A family of compact sets has $\textbf{finite intersection property(FIP)}$. In particular the family $\{K_n\}$ has FIP. As $\cap_{i=1}^nK_i = K_n\neq \emptyset$, we have $\cap_{i=1}^\infty K_n$ is $\textbf{noempty}$. Let $x\in \cap_{i=1}^\infty K_n$. Then $x\in K_{n}$ for all $n$, so $x\in G_n$ for all $n$. Also $x\in U_0=U$. So $x\in U\cap(\cap_{i=1}^\infty G_n)$.
Hence $U\cap(\cap_{i=1}^\infty G_n)$ is nonempty. (It may not be open)
As $U$ was an arbitrary non empty open set, we can conclude that $\cap_{i=1}^\infty G_n$, intersects an arbitrary nonempty open set in a nonempty set. Hence $\cap_{i=1}^\infty G_n$ is a dense subset of $\mathbb R^k$. In particular it is nonempty. END
Comments:
0a. A subset of a topological space is dense iff it intersects every nonempty open set in a nonempty set.
0b. A set has empty interior if and only if its complement is dense.
The only place we used the fact that the ambient metric space is $\mathbb R^k$ is to use that $\overline{B(x,r)}$ is compact. So this statement must hold good for metric spaces where $\overline{B(x,r)}$ for finite $r$ is compact.
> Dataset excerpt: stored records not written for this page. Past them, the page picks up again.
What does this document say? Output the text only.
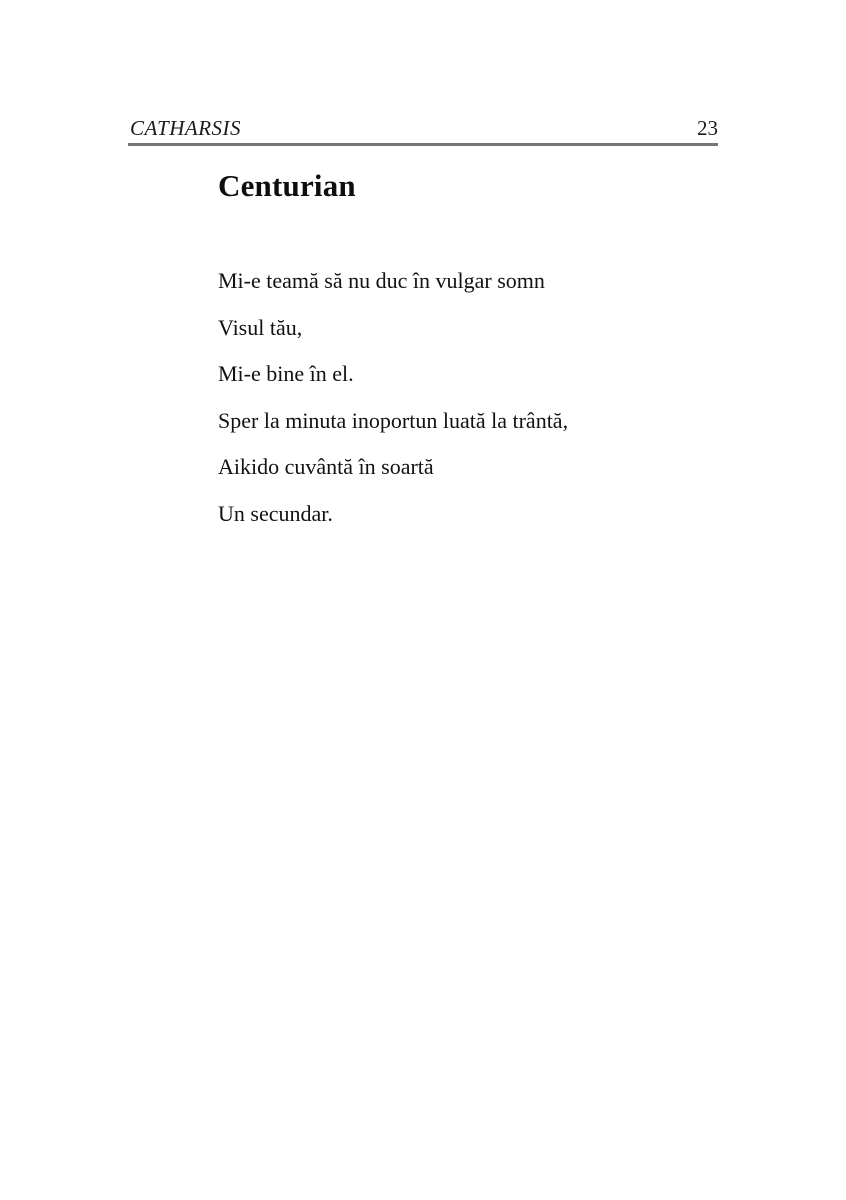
CATHARSIS	23
Centurian
Mi-e teamă să nu duc în vulgar somn
Visul tău,
Mi-e bine în el.
Sper la minuta inoportun luată la trântă,
Aikido cuvântă în soartă
Un secundar.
Note this last condition is equivalent to the condition that bounded and closed sets are compact.
The statement in the question is equivalent to : if $\{F_n\}$ is a family of closed sets in $\mathbb R^k$ each of which has empty interior then $\cup_{i=1}^\infty F_n$ has empty interior. In particular it is not equal to the ambient metric space. This is an important fact. A corollary of this is: $\mathbb R^n$ is not the the union of countably many hypersurfaces. Another corollary is: a manifold is not a countable union of its lower dimensional submanifolds. This follows since a manifold is locally homeomorphic to $\mathbb R^n$, we can apply this fact locally.
A subset of a metric space is nowhere dense iff the closure of this subset has empty interior.
A metric space which is the union of countably many nowhere dense sets is said to be of the first category.
A metric space which is not of the first category is said to be of the second category.
The Baire category theorem says that complete metric spaces are of the second category. $\mathbb R^k$ is a complete metric space, so this theorem says that $\mathbb R^k$ is not a countable union of closed sets with empty interiors by Comment 3. But the proof of this theorem is more involved.